В этих статьях он недвусмысленно настаивает на смене зацикленного на сексуальности буржуазного сознания — сознанием пролетарским и на победе этого сознания над полом как главной антропологической ценностью буржуазной культуры. Однако в отличие от Отто Вейнингера и Николая Федорова молодой Платонов ищет здесь возможности для восстановления смысла рождения, утраченного людьми в борьбе за существование под аккомпанемент навязываемой господскими идеологиями идеи смерти, выраженной в обещании вечной жизни.
Платонов рассуждает исторически: выдвижение пола в качестве главной ценности в буржуазную эпоху столь же историческое явление, как и переход от собирательства к охоте в условиях первобытно-общинного строя. В конечном счете, пол служит консервации и оправданию существующего порядка вещей и отношений.
Но и в буржуазном обществе пол не обнаруживает себя в чистом виде, из себя самого и для себя самого. Современная гипертрофия полового чувства является, по Платонову, лишь ответом на вызовы смерти, “страхом за жизнь”:
“Размножение, замена себя на земле своими детьми — все это удары по смерти и полет к бессмертию…
Страх за жизнь, неотступное видение смерти усиливает пол, это единственное противосмертное, хотя и условное оружие.
Кто больше боялся смерти, тот больше любил женщин.
Исполнение природных законов всегда сопровождается наслаждением. Это служит гарантией для природы. Так и в поле”15.
Только номинально этот ход мысли напоминает федоровскую критику пола.
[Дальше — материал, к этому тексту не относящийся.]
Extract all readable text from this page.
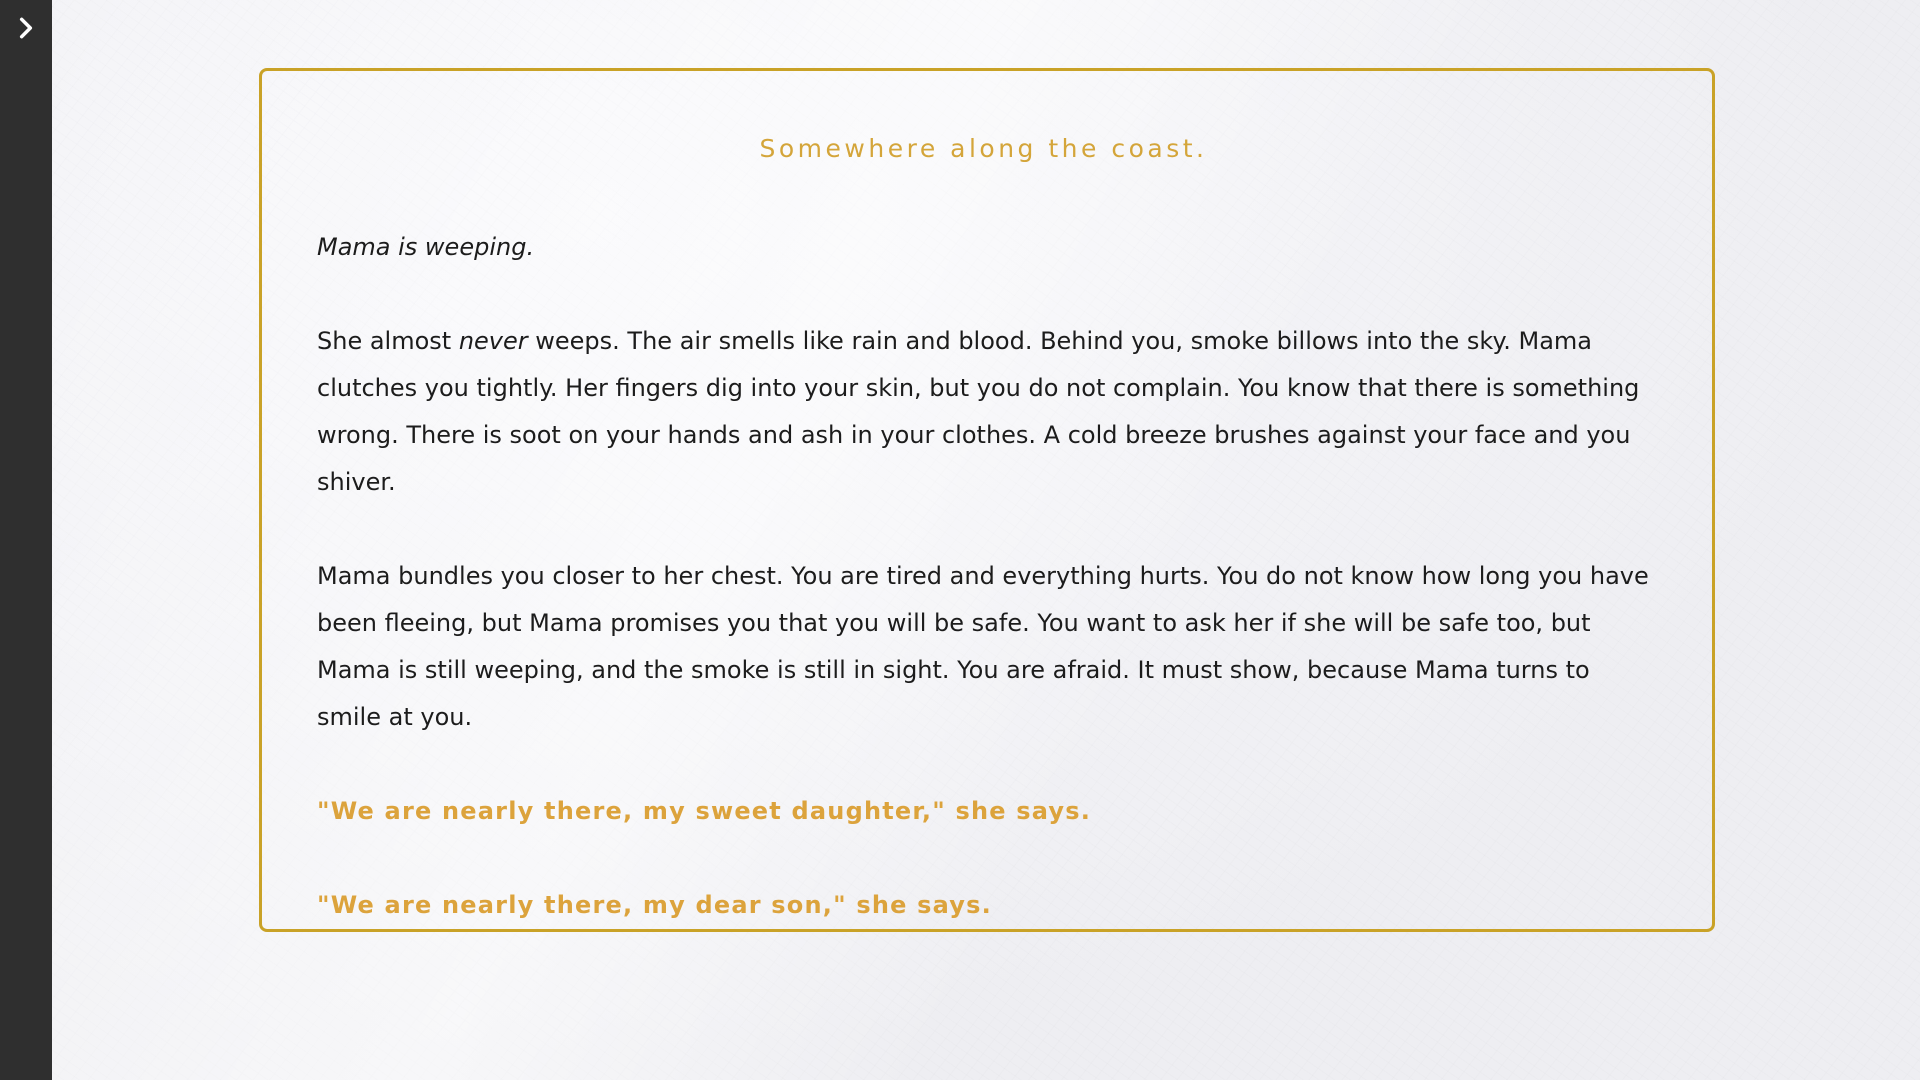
Somewhere along the coast.

Mama is weeping.

She almost never weeps. The air smells like rain and blood. Behind you, smoke billows into the sky. Mama clutches you tightly. Her fingers dig into your skin, but you do not complain. You know that there is something wrong. There is soot on your hands and ash in your clothes. A cold breeze brushes against your face and you shiver.

Mama bundles you closer to her chest. You are tired and everything hurts. You do not know how long you have been fleeing, but Mama promises you that you will be safe. You want to ask her if she will be safe too, but Mama is still weeping, and the smoke is still in sight. You are afraid. It must show, because Mama turns to smile at you.

"We are nearly there, my sweet daughter," she says.
"We are nearly there, my dear son," she says.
Сравним:
“Увлечение внешнею красотой чувственной силы, особенно в половом инстинкте, этом “обмане индивидуумов для сохранения рода”, увлечение, не видящее или не желающее видеть в ней, в силе чувственной, и силу умерщвляющую, не видящее связанной с рождением смерти, и производит индустриализм, служащий к возбуждению полового инстинкта; индустриализм же создает для своей защиты милитаризм, производит богатство и бедность, а сии последние вызывают социализм, или вопрос о всеобщем обогащении”16.
Подобной инерции истории Николай Федоров противопоставлял логику “силы чувствующей”, “соумирающей”, соединяющей “сынов” в познании и управлении природой в перспективе воскрешения умерших поколений и заселения ими всей вселенной. Подобная зомби-колонизация мира вновь открытой “истиной” православного государства и русского народа выражалась у него характерным эвфемизмом — “всемирная любовь”.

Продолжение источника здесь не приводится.